第7話 お買い物

「すらぐちゃん、買い物いこうぜ」



「いいぜ」



 なにそのノリ。



 すらぐちゃんと出会って2日しかたってないけど、何故かめっちゃ馴染んでいた。

一緒にメシ食って酒飲んだらもうマブダチや。



「なに買うの?」



「すらぐちゃんの服とか食器とか」



 拾ってきたときの服しかないのは流石にね。なんか未来人っぽい服。

今は俺のシャツとか着て、なんかダボっとしてる。

あとゾンビAIなのに普通にメシ食うし。もうAIっていうか、1人の女の子として扱わないといけない感じなんだよな。



「ボクこの服でいいよ」



「それは俺の服だから」



「ろーくんの匂い落ち着く……」



「やめろやめろ。いいからそういうの」



 買い物に、レッツゴーや。



 __ __



「ということで、ウォーキングに来ました」



「昨日も来たよ」



「君が勝手にバイト中に侵入したんだろ」



 俺が夜間警備のバイトをしている、大型ショッピングモール”ウォーキング”。

専門店のテナントがたくさん入っているので、ここに来れば欲しいものが大体揃う。



「バイトの特典で、ウォーキングで使える割引券貰ったからちょうど良かったんだよ」



「じゃあウナギ食べよ、ウナギ」



「君の服を買うんだよ」



 すらぐちゃんは花より団子らしい。



「服どこで買うの?ヴィレヴァン?」



「ヴィレヴァンはそこまで万能じゃねえよ」



 とりあえずコスパの良いチェーン店に来た。



「すらぐちゃん、どういうファッションが好きとかある?」



「なんでもいい」



 言うと思った。



「ろーくんの好みにしてよ」



「そんなん言われたら好きになっちゃうよ」



「ええんやで」



「なんJ学習やめろや」



 そんな感じでいくつか服を選んで、すらぐちゃんを試着室に突っ込んだ。



「どう? 着替えた?」



「うん」



 すらぐちゃんがシャッとカーテンを開ける。



「どう?」



「おーいいじゃん」



 ビッグシルエットのパーカーにショートパンツ。

ハイカットのスニーカー履いたら似合うそうだな……あとでABCマート行くか。



「ろーくん」



「ん?」



「こういう服が好きなんだ」



「え……まあ」



「ふーん」



「お前そのにやけ顔やめろ……」



 普通に可愛いのでちょっと反論が弱くなる。



「二ヒヒ。じゃあこの服にしよっと」



「おう……」



 俺の負けだよ。なんだよ。



 __ __



「うどんおいしー」



「いなり寿司もう一個買っとけばよかったなあ」



 服を買った後、靴屋に寄ってスニーカーを買った。

バスケシューズみたいなやつ。完全に俺の好み。



 今はフードコートで昼食タイム。



「ろーくんイナリ好きなんだね」



「いなり寿司は神の食い物だからな」



 うどん屋のサブメニューにあるいなり寿司をメインに食うタイプです。



「……やっぱちょいちょいチラ見されるな」



 ゾンビAIは世間にだいぶ馴染んできたが、基本的には人目に付かない労働用として使用され、個人所有のユーザーはまだ少ない。

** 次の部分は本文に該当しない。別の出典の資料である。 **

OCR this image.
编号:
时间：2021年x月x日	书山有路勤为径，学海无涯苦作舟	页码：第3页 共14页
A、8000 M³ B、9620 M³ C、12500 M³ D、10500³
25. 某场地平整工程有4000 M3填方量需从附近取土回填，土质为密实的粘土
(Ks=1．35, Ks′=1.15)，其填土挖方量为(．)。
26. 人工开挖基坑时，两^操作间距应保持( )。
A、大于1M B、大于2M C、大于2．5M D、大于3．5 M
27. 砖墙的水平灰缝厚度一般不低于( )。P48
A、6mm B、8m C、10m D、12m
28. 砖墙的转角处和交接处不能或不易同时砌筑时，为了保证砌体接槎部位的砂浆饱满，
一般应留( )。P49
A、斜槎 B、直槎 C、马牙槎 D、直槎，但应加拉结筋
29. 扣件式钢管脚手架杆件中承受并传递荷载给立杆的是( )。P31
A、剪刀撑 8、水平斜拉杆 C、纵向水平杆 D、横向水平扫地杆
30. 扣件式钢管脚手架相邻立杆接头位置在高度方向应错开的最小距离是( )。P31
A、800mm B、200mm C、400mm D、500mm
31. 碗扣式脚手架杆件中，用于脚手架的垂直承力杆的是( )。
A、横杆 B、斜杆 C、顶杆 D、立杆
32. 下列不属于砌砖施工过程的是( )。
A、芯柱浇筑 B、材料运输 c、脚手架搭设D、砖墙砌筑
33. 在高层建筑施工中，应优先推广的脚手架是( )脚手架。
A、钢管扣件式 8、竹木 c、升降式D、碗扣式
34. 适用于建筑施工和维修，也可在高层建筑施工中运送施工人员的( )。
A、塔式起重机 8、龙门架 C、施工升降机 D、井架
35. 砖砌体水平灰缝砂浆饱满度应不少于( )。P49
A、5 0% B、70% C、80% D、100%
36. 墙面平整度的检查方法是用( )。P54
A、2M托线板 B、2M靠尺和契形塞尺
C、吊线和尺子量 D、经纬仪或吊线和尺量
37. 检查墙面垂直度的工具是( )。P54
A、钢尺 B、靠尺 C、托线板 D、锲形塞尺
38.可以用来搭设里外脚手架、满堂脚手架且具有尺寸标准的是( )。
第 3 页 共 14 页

その個人の中でも、ほとんどは自宅でのメイドさん的な扱いをしてる人が多く、俺みたいに一緒に出掛けている人は稀みたいだ。



「ボクが可愛すぎるからかな」



「くっそ前向きじゃん」



 見世物小屋的な考えには一切至らないらしい。



「えっへへ。似合うでしょ? ろーくんの買ってくれた服」



「そういうのどこで覚えてくるん?」



「AIネットワーク」



 そりゃそうか。



「いや、俺の好みで選んじゃったからアレなんだけどさ、ショートパンツで大丈夫だったか?」



 ゾンビAIは、なんだかんだ言ってもゾンビだ。

メーカーにもよるが、防腐処理によって肌が青白かったり緑だったりするので、あまり肌を見せないような服を着せていることが多い。



「ろーくん的には、ボクの肌色が隠すようなものじゃないんでしょ? じゃあこれがいいじゃん」



 すらぐちゃんはそう言ってフッと笑顔になる。



「めちゃくちゃ持ち上げてくるじゃん」



「アナタだけのゾンビAI、すらぐちゃんだから」



「なんだそれ」



「デザートにフォーティーワン食べていい?」



「いいよ」



 ごはんねだるのがどんどん上手くなるなこの子。



 すらぐちゃんは4段重ねのアイスを美味しそうに食べていた。



「あ、服にこぼしちゃった」



「さっき買ったばかりだぞそれ!」



 もうちょっと食い気以外に気使って欲しいんですが。